Впрочем, в какой-то степени изменников можно было понять: вся их жизнь на родине была омрачена проблемой, решить которую представлялось возможным лишь в Европе. А дело было в несчастливом наборе хромосом, которые почему-то соединились не так, как надо, что сказалось на потомстве во всем остальном благополучной семейной пары, а именно на единственной дочке-дебилке. Пока девочка была маленькой, странности ее поведения можно было объяснить юным возрастом, задержкой психического развития и особенностями ранимой нервной системы. Но когда Маша выросла и превратилась во взрослую дородную и абсолютно неуправляемую девицу, ее неполноценность стала бросаться в глаза. И хотя все время девушка проводила в доме или в саду под бдительным оком матери, пресекавшей все контакты дочери с окружающим миром, сплетни о «психованной» разносились по поселку и с удовольствием передавались от соседа к соседу. Когда же изобретательная Маша, хитроумно выбравшись из дому, совершила забег в голом виде по сельским улицам, пугая местных парней необъятными телесами, родители (после поимки несчастной) твердо решили: так дальше продолжаться не может. Сдать Машу в приют для душевнобольных показалось им в тот момент хоть и жестоким, но единственно верным решением. Все же для успокоения совести мать решила обратиться за советом к батюшке, за неимением раввина. Батюшка решение одобрил и мать благословил, но посоветовал провернуть сию богоугодную операцию не на родине, а на западе – у них условия хорошие, уход отменный, больных не бьют и не издеваются над ними, а даже развлекают и приобщают к культурной жизни.

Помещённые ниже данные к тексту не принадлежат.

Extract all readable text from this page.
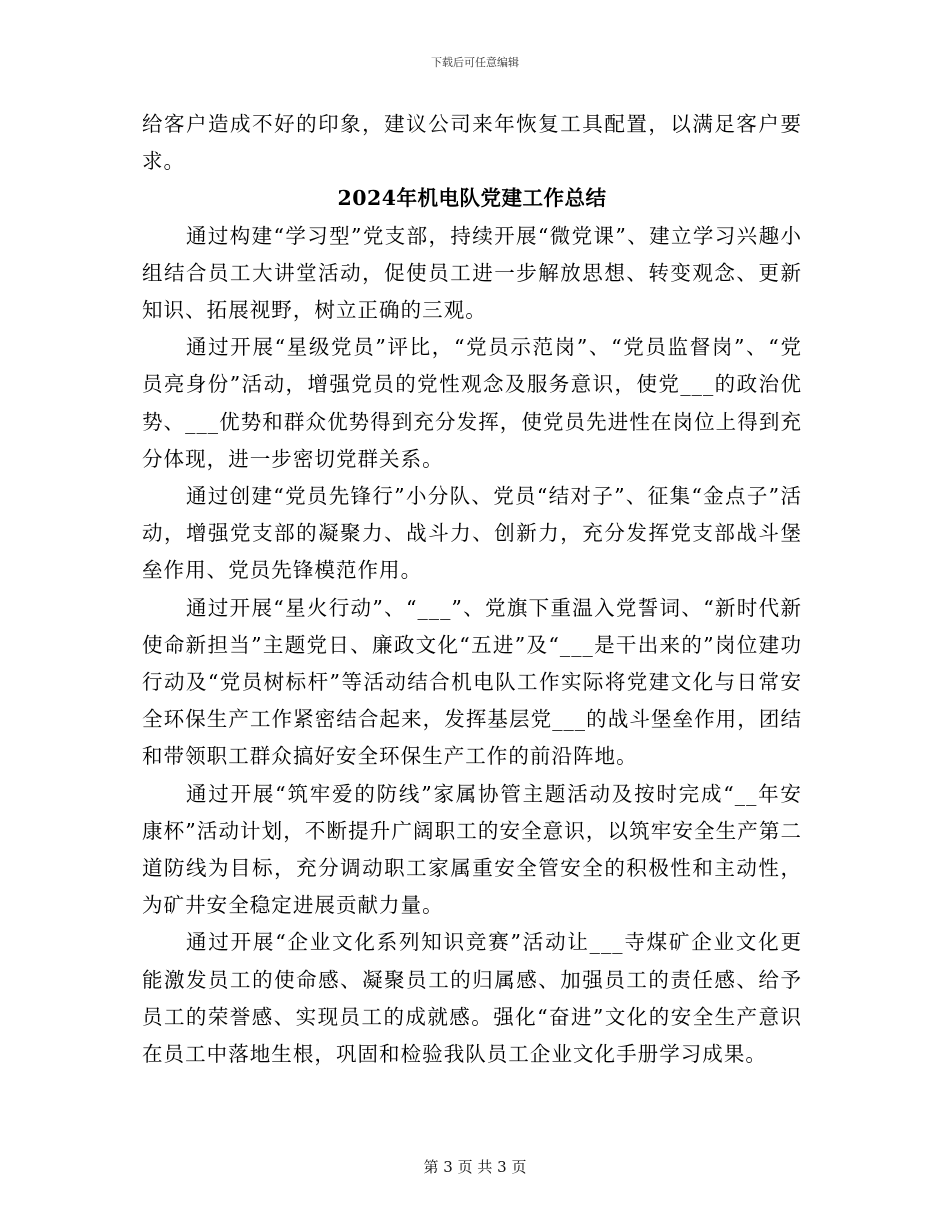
下载后可任意编辑

给客户造成不好的印象，建议公司来年恢复工具配置，以满足客户要求。

2024年机电队党建工作总结

通过构建“学习型”党支部，持续开展“微党课”、建立学习兴趣小组结合员工大讲堂活动，促使员工进一步解放思想、转变观念、更新知识、拓展视野，树立正确的三观。

通过开展“星级党员”评比，“党员示范岗”、“党员监督岗”、“党员亮身份”活动，增强党员的党性观念及服务意识，使党___的政治优势、___优势和群众优势得到充分发挥，使党员先进性在岗位上得到充分体现，进一步密切党群关系。

通过创建“党员先锋行”小分队、党员“结对子”、征集“金点子”活动，增强党支部的凝聚力、战斗力、创新力，充分发挥党支部战斗堡垒作用、党员先锋模范作用。

通过开展“星火行动”、“___”、党旗下重温入党誓词、“新时代新使命新担当”主题党日、廉政文化“五进”及“___是干出来的”岗位建功行动及“党员树标杆”等活动结合机电队工作实际将党建文化与日常安全环保生产工作紧密结合起来，发挥基层党___的战斗堡垒作用，团结和带领职工群众搞好安全环保生产工作的前沿阵地。

通过开展“筑牢爱的防线”家属协管主题活动及按时完成“__年安康杯”活动计划，不断提升广阔职工的安全意识，以筑牢安全生产第二道防线为目标，充分调动职工家属重安全管安全的积极性和主动性，为矿井安全稳定进展贡献力量。

通过开展“企业文化系列知识竞赛”活动让___寺煤矿企业文化更能激发员工的使命感、凝聚员工的归属感、加强员工的责任感、给予员工的荣誉感、实现员工的成就感。强化“奋进”文化的安全生产意识在员工中落地生根，巩固和检验我队员工企业文化手册学习成果。

第 3 页 共 3 页
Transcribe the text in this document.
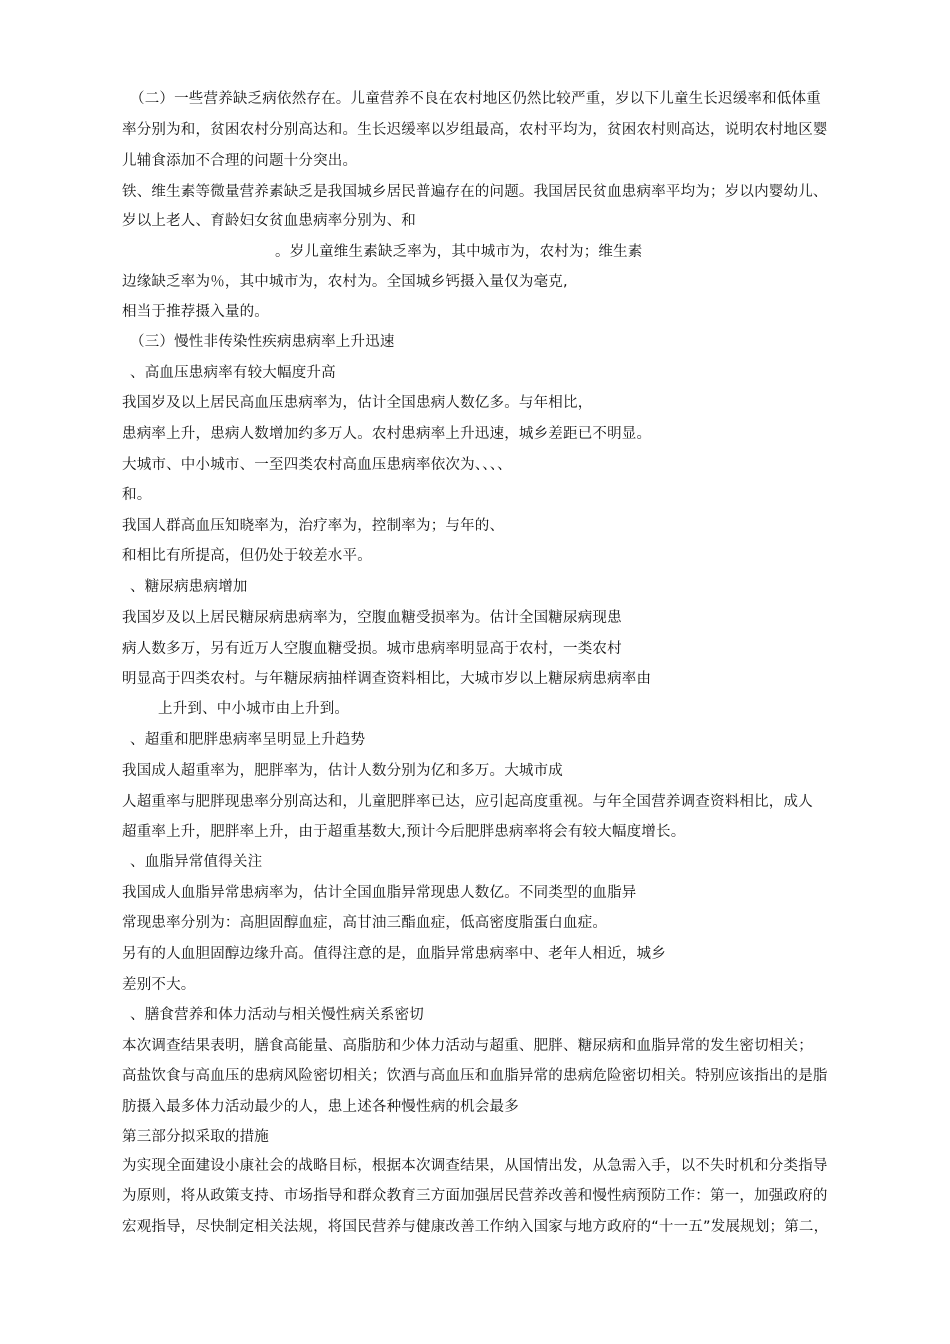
（二）一些营养缺乏病依然存在。儿童营养不良在农村地区仍然比较严重，岁以下儿童生长迟缓率和低体重
率分别为和，贫困农村分别高达和。生长迟缓率以岁组最高，农村平均为，贫困农村则高达，说明农村地区婴
儿辅食添加不合理的问题十分突出。
铁、维生素等微量营养素缺乏是我国城乡居民普遍存在的问题。我国居民贫血患病率平均为；岁以内婴幼儿、
岁以上老人、育龄妇女贫血患病率分别为、和
。岁儿童维生素缺乏率为，其中城市为，农村为；维生素
边缘缺乏率为％，其中城市为，农村为。全国城乡钙摄入量仅为毫克,
相当于推荐摄入量的。
（三）慢性非传染性疾病患病率上升迅速
、高血压患病率有较大幅度升高
我国岁及以上居民高血压患病率为，估计全国患病人数亿多。与年相比，
患病率上升，患病人数增加约多万人。农村患病率上升迅速，城乡差距已不明显。
大城市、中小城市、一至四类农村高血压患病率依次为、、、、
和。
我国人群高血压知晓率为，治疗率为，控制率为；与年的、
和相比有所提高，但仍处于较差水平。
、糖尿病患病增加
我国岁及以上居民糖尿病患病率为，空腹血糖受损率为。估计全国糖尿病现患
病人数多万，另有近万人空腹血糖受损。城市患病率明显高于农村，一类农村
明显高于四类农村。与年糖尿病抽样调查资料相比，大城市岁以上糖尿病患病率由
上升到、中小城市由上升到。
、超重和肥胖患病率呈明显上升趋势
我国成人超重率为，肥胖率为，估计人数分别为亿和多万。大城市成
人超重率与肥胖现患率分别高达和，儿童肥胖率已达，应引起高度重视。与年全国营养调查资料相比，成人
超重率上升，肥胖率上升，由于超重基数大,预计今后肥胖患病率将会有较大幅度增长。
、血脂异常值得关注
我国成人血脂异常患病率为，估计全国血脂异常现患人数亿。不同类型的血脂异
常现患率分别为：高胆固醇血症，高甘油三酯血症，低高密度脂蛋白血症。
另有的人血胆固醇边缘升高。值得注意的是，血脂异常患病率中、老年人相近，城乡
差别不大。
、膳食营养和体力活动与相关慢性病关系密切
本次调查结果表明，膳食高能量、高脂肪和少体力活动与超重、肥胖、糖尿病和血脂异常的发生密切相关；
高盐饮食与高血压的患病风险密切相关；饮酒与高血压和血脂异常的患病危险密切相关。特别应该指出的是脂
肪摄入最多体力活动最少的人，患上述各种慢性病的机会最多
第三部分拟采取的措施
为实现全面建设小康社会的战略目标，根据本次调查结果，从国情出发，从急需入手，以不失时机和分类指导
为原则，将从政策支持、市场指导和群众教育三方面加强居民营养改善和慢性病预防工作：第一，加强政府的
宏观指导，尽快制定相关法规，将国民营养与健康改善工作纳入国家与地方政府的“十一五”发展规划；第二，
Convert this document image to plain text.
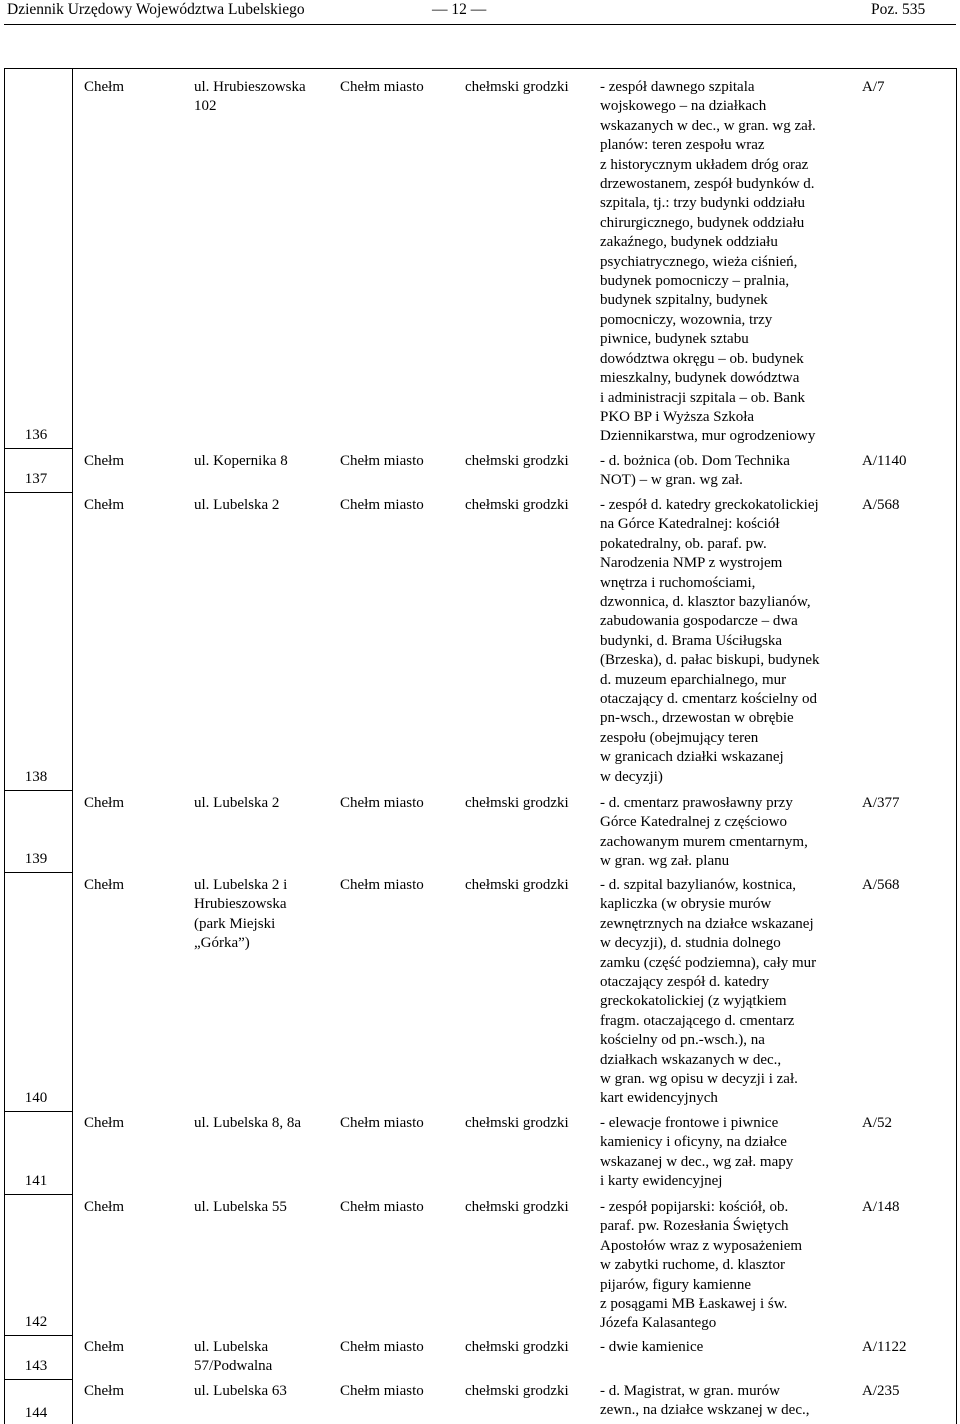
Dziennik Urzędowy Województwa Lubelskiego	— 12 —	Poz. 535
136
Chełm	ul. Hrubieszowska
102
Chełm miasto	chełmski grodzki	- zespół dawnego szpitala
wojskowego – na działkach
wskazanych w dec., w gran. wg zał.
planów: teren zespołu wraz
z historycznym układem dróg oraz
drzewostanem, zespół budynków d.
szpitala, tj.: trzy budynki oddziału
chirurgicznego, budynek oddziału
zakaźnego, budynek oddziału
psychiatrycznego, wieża ciśnień,
budynek pomocniczy – pralnia,
budynek szpitalny, budynek
pomocniczy, wozownia, trzy
piwnice, budynek sztabu
dowództwa okręgu – ob. budynek
mieszkalny, budynek dowództwa
i administracji szpitala – ob. Bank
PKO BP i Wyższa Szkoła
Dziennikarstwa, mur ogrodzeniowy
A/7
137
Chełm	ul. Kopernika 8	Chełm miasto	chełmski grodzki	- d. bożnica (ob. Dom Technika
NOT) – w gran. wg zał.
A/1140
138
Chełm	ul. Lubelska 2	Chełm miasto	chełmski grodzki	- zespół d. katedry greckokatolickiej
na Górce Katedralnej: kościół
pokatedralny, ob. paraf. pw.
Narodzenia NMP z wystrojem
wnętrza i ruchomościami,
dzwonnica, d. klasztor bazylianów,
zabudowania gospodarcze – dwa
budynki, d. Brama Uściługska
(Brzeska), d. pałac biskupi, budynek
d. muzeum eparchialnego, mur
otaczający d. cmentarz kościelny od
pn-wsch., drzewostan w obrębie
zespołu (obejmujący teren
w granicach działki wskazanej
w decyzji)
A/568
139
Chełm	ul. Lubelska 2	Chełm miasto	chełmski grodzki	- d. cmentarz prawosławny przy
Górce Katedralnej z częściowo
zachowanym murem cmentarnym,
w gran. wg zał. planu
A/377
140
Chełm	ul. Lubelska 2 i
Hrubieszowska
(park Miejski
„Górka”)
Chełm miasto	chełmski grodzki	- d. szpital bazylianów, kostnica,
kapliczka (w obrysie murów
zewnętrznych na działce wskazanej
w decyzji), d. studnia dolnego
zamku (część podziemna), cały mur
otaczający zespół d. katedry
greckokatolickiej (z wyjątkiem
fragm. otaczającego d. cmentarz
kościelny od pn.-wsch.), na
działkach wskazanych w dec.,
w gran. wg opisu w decyzji i zał.
kart ewidencyjnych
A/568
141
Chełm	ul. Lubelska 8, 8a	Chełm miasto	chełmski grodzki	- elewacje frontowe i piwnice
kamienicy i oficyny, na działce
wskazanej w dec., wg zał. mapy
i karty ewidencyjnej
A/52
142
Chełm	ul. Lubelska 55	Chełm miasto	chełmski grodzki	- zespół popijarski: kościół, ob.
paraf. pw. Rozesłania Świętych
Apostołów wraz z wyposażeniem
w zabytki ruchome, d. klasztor
pijarów, figury kamienne
z posągami MB Łaskawej i św.
Józefa Kalasantego
A/148
143
Chełm	ul. Lubelska
57/Podwalna
Chełm miasto	chełmski grodzki	- dwie kamienice	A/1122
144
Chełm	ul. Lubelska 63	Chełm miasto	chełmski grodzki	- d. Magistrat, w gran. murów
zewn., na działce wskzanej w dec.,
A/235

Священник, вне сомнения, был прав, и семья начала по-тихому готовиться к переезду в Германию, ныне столь же гостеприимную для евреев, сколь нетерпимую к ним семьдесят лет назад. Сложилось все как нельзя удачно – не устающие каяться немцы предоставили семье небольшую квартирку на окраине крупного города, оплатили учебу супругов на курсах немецкого языка и даже предоставили работу почти по специальности – ей в музыкальной школе для детей-инвалидов, ему – в цехе машиностроительного завода. А что, там физика очень даже нужна. Машу, само собой, устроили в приют, где больные жили в просторных палатах, хорошо питались, а по воскресеньям их возили в цирк или на прогулку в городской парк.

Но Маривану благополучие уехавших волновало мало. Она была полна переживаний и недобрых предчувствий – кто поселится теперь по соседству? Не дай бог, шумная молодежь или того хуже – алкаши. Впрочем, алкашам соседский особняк был не по карману, но все равно было боязно. Когда же Маривана в окно увидела нового хозяина дома – солидного взрослого мужчину с импозантной сединой и на «Лендровере», сердце ее возрадовалось. Такой не будет напиваться и блевать под окнами, как барачное население слева. И матерные частушки дурным голосом орать тоже, вероятнее всего, не станет. Должно быть, он крупный бизнесмен или даже большой чиновник – мечтала Маривана. Автомобиль у него огромный, поступь тяжеловесная, значительная – стало быть, человек достиг в жизни определенных высот. Может и ей, всеми брошенной старухе, какую-нибудь помощь окажет по-соседски. Например, в поликлинику ее свозит в Пушкино – анализы сдать, провериться, а то племянник, чурбан черствый, второй месяц только обещает. А на «Лендровере» Маривана с удовольствием бы прокатилась, чтобы все кругом обалдели. Вот помнится, со вторым мужем, партийным функционером, да на казенной «Волге»… Подружки от зависти лопались. Да что подружки – прохожие на улице оборачивались, когда она, да с мужниным шофером, да в новом ярко-розовом костюме-джерси, из-за границы привезенном… Да, были времена, только вспоминать о них и осталось.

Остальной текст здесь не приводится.